Have you ever tried to buy airline tickets in a hurry? Have you ever had to find directions to the ER on the hospital website during an actual emergency? Have you ever wondered why you have to give a bug tracker your “title,” “gender,” or “address”? Design for Real Life written by Eric Meyer and Sara Wachter-Boettcher explores the pitfalls of designing for the perfect user and the dangers of asking unnecessary or inappropriate questions.
By the way, the means by which I found out this great book existed is by following Sara on Twitter: you should too!
We spend a lot of time designing our websites for the perfect persona. Right this minute, you probably have Sam the Salesperson, Hermoine the HR Rep, and Monica the Manager all smiling down upon you from their painter’s tape thrones on the wall next to your cubicle. You meet these caricatures at their best: bellies full of coffee, heads full of false worries, plenty of time, and a healthy dose of get-up-and-go in their web browsing digits. These idealized characters are a great way to make a best-case-scenario product, really nailing that “90%"of users everyone wants to find.
What about the other 10% of users? At the start of a long and miserable day full of meetings, can someone short on time and patience create yet another calendar event in the few short minutes they have available?

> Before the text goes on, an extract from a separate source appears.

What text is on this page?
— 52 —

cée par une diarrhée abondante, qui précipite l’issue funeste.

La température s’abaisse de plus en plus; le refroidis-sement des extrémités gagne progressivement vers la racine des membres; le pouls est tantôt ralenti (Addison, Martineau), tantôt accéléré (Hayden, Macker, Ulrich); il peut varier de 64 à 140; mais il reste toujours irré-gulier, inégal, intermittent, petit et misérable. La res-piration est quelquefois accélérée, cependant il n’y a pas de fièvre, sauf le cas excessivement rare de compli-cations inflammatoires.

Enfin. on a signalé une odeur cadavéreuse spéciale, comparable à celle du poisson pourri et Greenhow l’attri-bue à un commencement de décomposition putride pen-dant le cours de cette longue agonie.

Thirty seconds before Polly the Procrastinator’s timesheet is due, can she quickly add in her time without filling in meaningless fields? Instead of focusing on the ideal case, we might be better-served using this kind of time-crunched, ambivalent user as one of our personae. By designing for the streamlined user, we’ll likely find that we’ve also satisfied the needs of our “ideal” users.

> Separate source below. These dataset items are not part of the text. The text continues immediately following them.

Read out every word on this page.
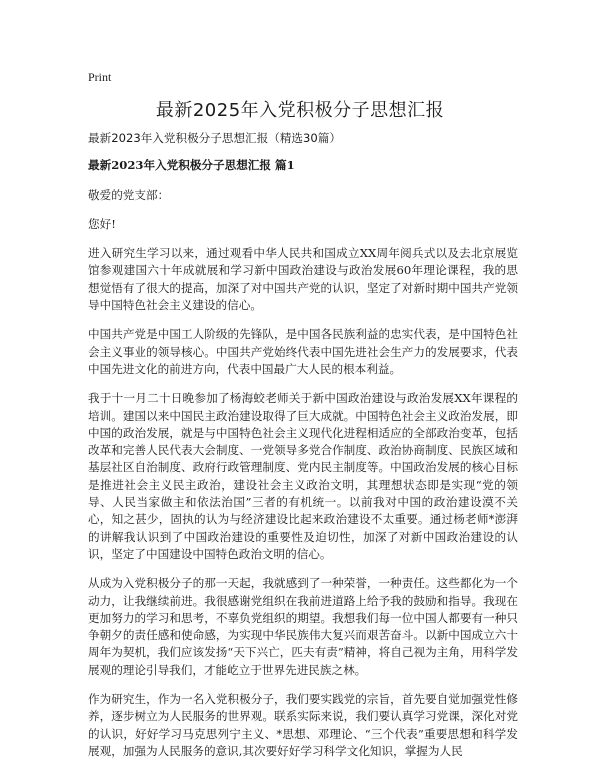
Print
最新2025年入党积极分子思想汇报

最新2023年入党积极分子思想汇报（精选30篇）

最新2023年入党积极分子思想汇报 篇1

敬爱的党支部：

您好!

进入研究生学习以来，通过观看中华人民共和国成立XX周年阅兵式以及去北京展览馆参观建国六十年成就展和学习新中国政治建设与政治发展60年理论课程，我的思想觉悟有了很大的提高，加深了对中国共产党的认识，坚定了对新时期中国共产党领导中国特色社会主义建设的信心。

中国共产党是中国工人阶级的先锋队，是中国各民族利益的忠实代表，是中国特色社会主义事业的领导核心。中国共产党始终代表中国先进社会生产力的发展要求，代表中国先进文化的前进方向，代表中国最广大人民的根本利益。

我于十一月二十日晚参加了杨海蛟老师关于新中国政治建设与政治发展XX年课程的培训。建国以来中国民主政治建设取得了巨大成就。中国特色社会主义政治发展，即中国的政治发展，就是与中国特色社会主义现代化进程相适应的全部政治变革，包括改革和完善人民代表大会制度、一党领导多党合作制度、政治协商制度、民族区域和基层社区自治制度、政府行政管理制度、党内民主制度等。中国政治发展的核心目标是推进社会主义民主政治，建设社会主义政治文明，其理想状态即是实现“党的领导、人民当家做主和依法治国”三者的有机统一。以前我对中国的政治建设漠不关心，知之甚少，固执的认为与经济建设比起来政治建设不太重要。通过杨老师*澎湃的讲解我认识到了中国政治建设的重要性及迫切性，加深了对新中国政治建设的认识，坚定了中国建设中国特色政治文明的信心。

从成为入党积极分子的那一天起，我就感到了一种荣誉，一种责任。这些都化为一个动力，让我继续前进。我很感谢党组织在我前进道路上给予我的鼓励和指导。我现在更加努力的学习和思考，不辜负党组织的期望。我想我们每一位中国人都要有一种只争朝夕的责任感和使命感，为实现中华民族伟大复兴而艰苦奋斗。以新中国成立六十周年为契机，我们应该发扬“天下兴亡，匹夫有责”精神，将自己视为主角，用科学发展观的理论引导我们，才能屹立于世界先进民族之林。

作为研究生，作为一名入党积极分子，我们要实践党的宗旨，首先要自觉加强党性修养，逐步树立为人民服务的世界观。联系实际来说，我们要认真学习党课，深化对党的认识，好好学习马克思列宁主义、*思想、邓理论、“三个代表”重要思想和科学发展观，加强为人民服务的意识,其次要好好学习科学文化知识，掌握为人民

We ask for too much information. Think about how many times you’ve just filled in junk information in forms to get through them as fast as possible. It’s not shameful; it just wasn’t worth your time to fill our information that you knew the application wouldn’t use or could potentially use against you. On another note, think about how many times you’ve given up filling out a form for a website because it was just too long. Asking for too much information causes user fatigue, and you are guaranteed to lose users when you start asking them for too much. If your website doesn’t need to take location, title, or city of birth to get its job done, stop asking for them. If you have a tough time removing these fields, then write some user-visible text explaining why you need this information.
Some questions could cause an unintended emotional response from users. If you’re going through a tough time in your marriage or a recent divorce, filling out “title” or “marital status” could cause unwanted emotional duress. A “gender” dropdown with two options is non-inclusive to users with a non-binary gender identity, and may cause users going through a transition to wince at such a question. Someone who has just suffered the loss of a parent, child, or sibling could feel great emotional pain when you, a complete stranger, bring up family members for no reason but to feed to your bottomless data pit. Once again, the first question you ask yourself should be whether or not you absolutely need that information. Again, if you really want it, consider making more fields optional and explaining how this information will help your application.

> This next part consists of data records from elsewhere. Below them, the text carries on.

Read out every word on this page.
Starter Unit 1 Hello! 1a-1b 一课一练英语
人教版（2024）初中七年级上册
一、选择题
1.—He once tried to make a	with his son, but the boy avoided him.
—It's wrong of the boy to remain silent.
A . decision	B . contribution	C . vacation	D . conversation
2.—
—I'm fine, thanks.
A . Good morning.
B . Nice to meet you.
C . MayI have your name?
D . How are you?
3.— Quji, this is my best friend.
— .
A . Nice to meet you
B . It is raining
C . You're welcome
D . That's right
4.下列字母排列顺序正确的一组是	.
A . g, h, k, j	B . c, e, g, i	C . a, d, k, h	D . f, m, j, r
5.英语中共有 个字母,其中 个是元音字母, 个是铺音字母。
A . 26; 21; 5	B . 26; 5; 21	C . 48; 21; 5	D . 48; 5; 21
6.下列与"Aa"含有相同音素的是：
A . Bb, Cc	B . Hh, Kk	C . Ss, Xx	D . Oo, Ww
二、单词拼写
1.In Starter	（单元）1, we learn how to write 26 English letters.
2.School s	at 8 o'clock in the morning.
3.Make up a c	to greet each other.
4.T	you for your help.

Do more user interviews before implementing newly-designed features. We can’t assume that everyone will use the app the way we think they will, and we’ll always be better off for getting more information.
Your app probably doesn’t need to be funny. We litter our error messages with “Whoopsie!” and our log out messages with “Sayonara, sucker!”, but this is an absolute waste. When errors occur, there’s a chance you’ve just angered your user. You know what makes them angrier? That error message you wrote that you found funny at the time. Be informative and supportive in your messaging, and your users will be better off for it.
- Stop trying to be funny in the copy. It’s only funny when developing. Maybe we should have some sort of i18n setting that shows funny messages during development and English in production.
- Don’t ask so many questions.
- More form fields should be open-answerable. Also more form fields should be optional. Also see previous bullet.
- Streamline the hard stuff. It may not be the most-used feature, but if it’s important to a user in emergency mode you can bet it’ll be appreciated.